I’ve not played many board games that intentionally blend genres, but if they all do it as well as Cyclades does then I’m going to start tracking them down. Cyclades is a board game designed for 2-5 players, but it’s definitely suited for larger play groups, and is even more enjoyable if you’ve a love for Greek mythology.
How Long To Set It Up?
You can get all the pieces together and ready in about 5 minutes. It’s relatively straightforward to do, but does require a decent amount of space.
The Win Condition
Build or secure 2 metropolises before your opponents. You do this by either building four of the different structures that are available, collecting 4 philosphers, or simply taking a metropolis from another player by force.
What Makes It Special?
Cyclades big draw is that you must make offerings to 4 gods in order to get their help. Ares, the god of war grants you the ability to buy and move soldiers, and build fortresses, while Athena allows you to gain and buy philosophers and build universities. Poseidon lets you build fleets and move them and also allows you to build ports, while Zeus lets you buy priests and exchange monsters for new ones at a cost of one gold.
Only one player can earn the favour of a god, so everyone has a turn to place the highest bid (providing they have the gold) to earn a god’s favour. The starting play group determines how many gods are in play at any one time, so whoever fails to earn a gods favour (or simply wants to save money) can visit Apollo. Apollo gives you one gold and a horn of plenty piece that can be placed on one of the player’s island. Players get one gold piece for each horn of plenty icon they have, meaning sometimes it pays to purposely visit Apollo.
The gods have different abilities. You can only bid on one a turn, so be sure you get a god's favour when you actually need it.
How Does A Turn Work?
Quite simply really. First the order of the players (for bidding purposes) is randomly determined and the gods are shuffled and placed in vertical order on the left hand side of the board. Then gold is given out based on what a player owns. Once everyone have made a successful bid, the player who made the highest bid on the lead god goes first. He can perform any actions, or special actions that the god offers and also has the option to summon monsters, which can hinder the other players. Play then continues until every player has had a turn. It’s worth noting that priests allow you to bid less gold (one less for each priest you had) which makes Zeus very powerful early on in the game.

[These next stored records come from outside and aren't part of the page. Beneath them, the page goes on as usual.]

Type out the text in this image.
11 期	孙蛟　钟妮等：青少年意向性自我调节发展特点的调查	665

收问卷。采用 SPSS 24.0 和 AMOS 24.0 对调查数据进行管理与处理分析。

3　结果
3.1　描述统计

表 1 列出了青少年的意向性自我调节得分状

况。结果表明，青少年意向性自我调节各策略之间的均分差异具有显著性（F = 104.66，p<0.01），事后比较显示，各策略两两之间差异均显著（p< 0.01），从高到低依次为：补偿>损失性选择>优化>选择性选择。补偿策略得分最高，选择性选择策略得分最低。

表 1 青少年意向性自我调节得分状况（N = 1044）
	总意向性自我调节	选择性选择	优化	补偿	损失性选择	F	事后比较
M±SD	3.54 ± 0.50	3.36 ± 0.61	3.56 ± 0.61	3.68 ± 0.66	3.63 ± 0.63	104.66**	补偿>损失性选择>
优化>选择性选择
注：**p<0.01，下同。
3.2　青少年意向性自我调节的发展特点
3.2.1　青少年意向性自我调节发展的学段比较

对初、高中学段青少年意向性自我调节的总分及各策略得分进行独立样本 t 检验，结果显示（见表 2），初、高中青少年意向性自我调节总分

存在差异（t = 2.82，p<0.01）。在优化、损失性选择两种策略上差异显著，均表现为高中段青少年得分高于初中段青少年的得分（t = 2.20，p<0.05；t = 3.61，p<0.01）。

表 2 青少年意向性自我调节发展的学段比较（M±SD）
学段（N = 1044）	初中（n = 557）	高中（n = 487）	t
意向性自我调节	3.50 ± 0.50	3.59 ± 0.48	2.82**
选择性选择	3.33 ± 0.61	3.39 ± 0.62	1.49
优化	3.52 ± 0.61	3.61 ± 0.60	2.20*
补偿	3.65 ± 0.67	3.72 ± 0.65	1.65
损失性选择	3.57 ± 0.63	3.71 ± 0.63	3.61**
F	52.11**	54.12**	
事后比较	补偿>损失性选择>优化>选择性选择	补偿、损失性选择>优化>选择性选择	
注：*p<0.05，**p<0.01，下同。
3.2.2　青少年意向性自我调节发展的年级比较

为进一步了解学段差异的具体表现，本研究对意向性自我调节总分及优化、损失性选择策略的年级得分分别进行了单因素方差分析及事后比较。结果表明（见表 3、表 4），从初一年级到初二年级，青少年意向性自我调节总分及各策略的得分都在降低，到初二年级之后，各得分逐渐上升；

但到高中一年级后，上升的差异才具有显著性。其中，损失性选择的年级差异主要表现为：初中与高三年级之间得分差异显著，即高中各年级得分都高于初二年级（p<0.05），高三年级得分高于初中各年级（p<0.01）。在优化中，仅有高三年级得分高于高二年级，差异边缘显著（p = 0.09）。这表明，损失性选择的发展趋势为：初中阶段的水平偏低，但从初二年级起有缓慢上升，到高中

What are the components like?
Generally of a very high quality. The board is a little small for the box (it comes in two pieces with a flap that bends down) but it seems sturdy. A nice touch is that the board can also be flipped, so if you are playing with more people you have a larger playing area. There’s a large number of men and boats for each player, 8 in fact, while the game also comes with 5 large monster models. These monsters are very well detailed, but a little prone to bending (my centaur was in terrible shape and must be bent back at the start of each game). Monsters, philosophers and priest cards are nicely illustrated and sturdy, meaning they should soon plenty of use before they start getting dog-eared. The presentation throughout is of a very high standard, and I was extremely pleased with the amount of stuff you get for your money.
The monster cards are beautifully illustrated. In fact the overall quality of Cyclades is very good indeed.
What Are The Rules Like?
Pretty good. There’s a little disambiguation to be found, mainly with regards to the offerings, but there are plenty of illustrated pictures throughout the six pages that make many of the rules far easier to follow. The back page of the manuel also reveals how the set-ups for various players should be completed.
How long does a game take?
This obviously depends on the amount of players, but we’ve been managing 3 player games in about an hour and a half. The turns are relatively fast-paced as well, meaning that there’s very little downtime for each player, as they’re waiting between turns.
Should I buy it?
Definitely. I’ve been very impressed with Cyclades. It looks the business with excellent visuals and sturdy, well designed models. The game plays very quickly and it’s just as fun with 2 players as it is with 5. The theme is incredibly strong, and it does a great job of blending different genres. It’s worth noting that Cyclades doesn’t do anything new, but it’s very, very polished and highly enjoyable. Pick it up if you’re looking for something a little different.